Subjects and specimens

Participants were recruited from July 2007 to December 2015 in Nanfang Hospital, Southern Medical University in Guangzhou, Guangdong Province, China. A total of 463 patients were finally enrolled in the study and all of them had anti-HCV positivity and detectable serum HCV RNA for at least 6 months. Blood samples were centrifuged and the supernatants were stored at -80°C for HCV genotyping. Laboratory results were collected from clinical records and the additional information about their personal status and commercial blood donation history was obtained using a standardized questionnaire. The serum HCV DNA level was measured with the Cobas AmpliPrep/Cobas TaqMan HCV test, version 2.0 (CAP/CTM HCV v2.0; lower limit of detection, 15 IU/mL). Possible HCV infection sources were identified for each patient including transfusion, intravenous drug use (IDU) and other procedures that share the equipment such as hemodialysis, dental treatment, non-sterile tattooing or piercing, unsafe acupuncture, etc.

The study was approved by the ethical Committee of Nanfang Hospital, Southern Medical University.
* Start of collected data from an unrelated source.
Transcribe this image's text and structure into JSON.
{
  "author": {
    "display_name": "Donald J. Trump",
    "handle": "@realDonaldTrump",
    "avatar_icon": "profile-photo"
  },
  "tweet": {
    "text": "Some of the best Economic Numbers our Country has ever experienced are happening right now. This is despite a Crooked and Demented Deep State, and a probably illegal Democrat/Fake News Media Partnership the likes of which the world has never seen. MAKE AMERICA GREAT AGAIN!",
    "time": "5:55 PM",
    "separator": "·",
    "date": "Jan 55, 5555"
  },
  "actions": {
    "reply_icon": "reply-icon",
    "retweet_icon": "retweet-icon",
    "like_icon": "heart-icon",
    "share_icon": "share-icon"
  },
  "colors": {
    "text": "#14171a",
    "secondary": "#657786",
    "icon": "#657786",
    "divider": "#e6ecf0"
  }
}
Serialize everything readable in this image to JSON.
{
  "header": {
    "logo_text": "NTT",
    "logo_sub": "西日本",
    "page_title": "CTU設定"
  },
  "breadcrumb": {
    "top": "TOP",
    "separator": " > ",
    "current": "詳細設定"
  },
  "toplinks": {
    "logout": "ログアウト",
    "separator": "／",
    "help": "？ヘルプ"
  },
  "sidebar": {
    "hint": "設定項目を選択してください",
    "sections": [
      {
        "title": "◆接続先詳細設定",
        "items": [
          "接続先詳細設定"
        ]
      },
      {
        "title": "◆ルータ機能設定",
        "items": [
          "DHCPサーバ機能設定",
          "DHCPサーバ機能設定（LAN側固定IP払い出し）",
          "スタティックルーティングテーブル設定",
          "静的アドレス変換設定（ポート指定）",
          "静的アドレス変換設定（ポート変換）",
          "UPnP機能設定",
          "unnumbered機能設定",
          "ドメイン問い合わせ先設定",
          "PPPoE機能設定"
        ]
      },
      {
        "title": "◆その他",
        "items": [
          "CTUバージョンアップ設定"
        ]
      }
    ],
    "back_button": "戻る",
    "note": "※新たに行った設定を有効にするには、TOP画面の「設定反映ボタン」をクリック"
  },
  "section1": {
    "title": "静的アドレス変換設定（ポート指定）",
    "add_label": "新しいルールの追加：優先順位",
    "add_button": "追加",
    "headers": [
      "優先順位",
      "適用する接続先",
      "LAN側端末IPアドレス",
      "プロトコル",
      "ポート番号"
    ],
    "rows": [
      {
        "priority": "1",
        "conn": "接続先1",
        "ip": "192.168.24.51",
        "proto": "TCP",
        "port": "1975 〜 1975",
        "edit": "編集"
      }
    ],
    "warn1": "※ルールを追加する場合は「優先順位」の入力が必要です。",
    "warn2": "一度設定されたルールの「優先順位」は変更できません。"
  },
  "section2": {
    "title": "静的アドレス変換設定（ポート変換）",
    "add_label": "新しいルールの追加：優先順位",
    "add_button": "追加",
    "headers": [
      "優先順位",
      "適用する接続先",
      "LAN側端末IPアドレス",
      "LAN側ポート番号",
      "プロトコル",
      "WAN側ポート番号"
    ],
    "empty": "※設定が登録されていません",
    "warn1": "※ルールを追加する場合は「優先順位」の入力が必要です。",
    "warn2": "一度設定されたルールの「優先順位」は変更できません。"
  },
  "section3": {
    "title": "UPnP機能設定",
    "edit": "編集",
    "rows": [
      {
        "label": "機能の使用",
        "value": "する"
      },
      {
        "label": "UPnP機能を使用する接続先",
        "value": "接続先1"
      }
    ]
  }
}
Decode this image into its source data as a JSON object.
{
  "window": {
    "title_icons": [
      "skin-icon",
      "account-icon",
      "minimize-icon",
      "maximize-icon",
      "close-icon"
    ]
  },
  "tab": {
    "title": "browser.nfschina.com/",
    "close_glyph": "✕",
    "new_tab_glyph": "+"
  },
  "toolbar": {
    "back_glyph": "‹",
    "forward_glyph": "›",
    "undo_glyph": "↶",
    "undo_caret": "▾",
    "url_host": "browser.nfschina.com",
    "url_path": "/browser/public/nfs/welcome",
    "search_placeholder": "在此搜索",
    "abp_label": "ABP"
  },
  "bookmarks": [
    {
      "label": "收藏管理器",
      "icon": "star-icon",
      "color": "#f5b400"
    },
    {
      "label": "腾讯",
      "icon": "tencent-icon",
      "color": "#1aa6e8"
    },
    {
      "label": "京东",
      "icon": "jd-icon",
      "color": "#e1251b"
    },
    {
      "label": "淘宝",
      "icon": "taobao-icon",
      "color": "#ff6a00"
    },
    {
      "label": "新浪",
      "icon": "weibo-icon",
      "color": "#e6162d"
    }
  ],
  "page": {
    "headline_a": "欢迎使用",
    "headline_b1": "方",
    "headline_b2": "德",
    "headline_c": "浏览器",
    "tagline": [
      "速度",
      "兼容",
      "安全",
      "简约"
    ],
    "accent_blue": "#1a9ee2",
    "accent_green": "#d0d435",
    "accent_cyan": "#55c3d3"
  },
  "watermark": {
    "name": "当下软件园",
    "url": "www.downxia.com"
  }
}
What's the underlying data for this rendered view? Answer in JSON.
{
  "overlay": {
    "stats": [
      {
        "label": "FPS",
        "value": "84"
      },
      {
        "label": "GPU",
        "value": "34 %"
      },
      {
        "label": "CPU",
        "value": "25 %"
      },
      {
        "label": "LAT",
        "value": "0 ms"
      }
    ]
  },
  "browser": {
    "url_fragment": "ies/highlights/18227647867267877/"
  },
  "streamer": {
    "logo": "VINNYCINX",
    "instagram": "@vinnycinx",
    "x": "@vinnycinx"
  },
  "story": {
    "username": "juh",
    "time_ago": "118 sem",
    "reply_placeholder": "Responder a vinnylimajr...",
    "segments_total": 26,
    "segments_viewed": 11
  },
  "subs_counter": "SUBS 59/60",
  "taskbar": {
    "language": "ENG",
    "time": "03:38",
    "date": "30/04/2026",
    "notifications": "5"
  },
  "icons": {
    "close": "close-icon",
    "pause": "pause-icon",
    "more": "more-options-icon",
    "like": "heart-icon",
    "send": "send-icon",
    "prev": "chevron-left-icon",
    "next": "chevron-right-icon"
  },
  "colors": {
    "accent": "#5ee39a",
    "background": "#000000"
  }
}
The experiments were carried out in accordance with the approved guidelines and the “informed” consent was obtained from all subjects.

HCV RNA extraction, RT-PCR amplification, and sequencing

Serum HCV RNA was extracted from 140 μl of plasma by using QIAamp Viral RNA mini Kit (Qiagen, Germany) according to the recommended protocol. cDNA was synthesized from 20 μl extracted RNA with Superscript Ⅲ-First-Strand Synthesis System (Invitrogen, Life Technologies, USA). The primers of the partial Core-E1 region (reference strain H77 positions: 729–1322nt) for nested-PCR were described elsewhere: outer forward (E1) 5’-TTGGGTAAGGTCATCGATACCC-3’, outer reverse (E2) 5’-TGATGTGCCAACTGCCGTTGGT-3’; inner forward (E3) 5’-TTCGCCGACCTCATGGGGTACAT-3’, inner reverse (E4) 5’-GGACCAGTTCATCATCATATCCCA -3’. First round PCR using primers E1 and E2 was conducted with the following conditions: 94°C for 2 min, 35 cycles of 94°C for 30sec, 58°C for 1min and 72°C for 40sec, then a final cycle at 72°C for 7min. Second round PCR using primers E3 and E4 was conducted with the same condition except that the annealing temperature was 56°C for 35 sec. The amplicons were identified on 1.0% agarose gel, and directly subjected to sequencing by Shanghai Invitrogen Biotechnology Co., Ltd. To avoid potential contamination, experimental procedures were strictly performed by adding positive and negative controls and processed in parallel, including extraction of RNA, preparation of reagents, RT-PCR, nested PCR, and gel electrophoresis. Sequencing was done in both directions with primers E3 and E4 using ABI Prism Big Dye 3.0 terminators on an ABI Prism 3500 genetic analyzer (PE Applied Biosystems, Foster City, CA, USA).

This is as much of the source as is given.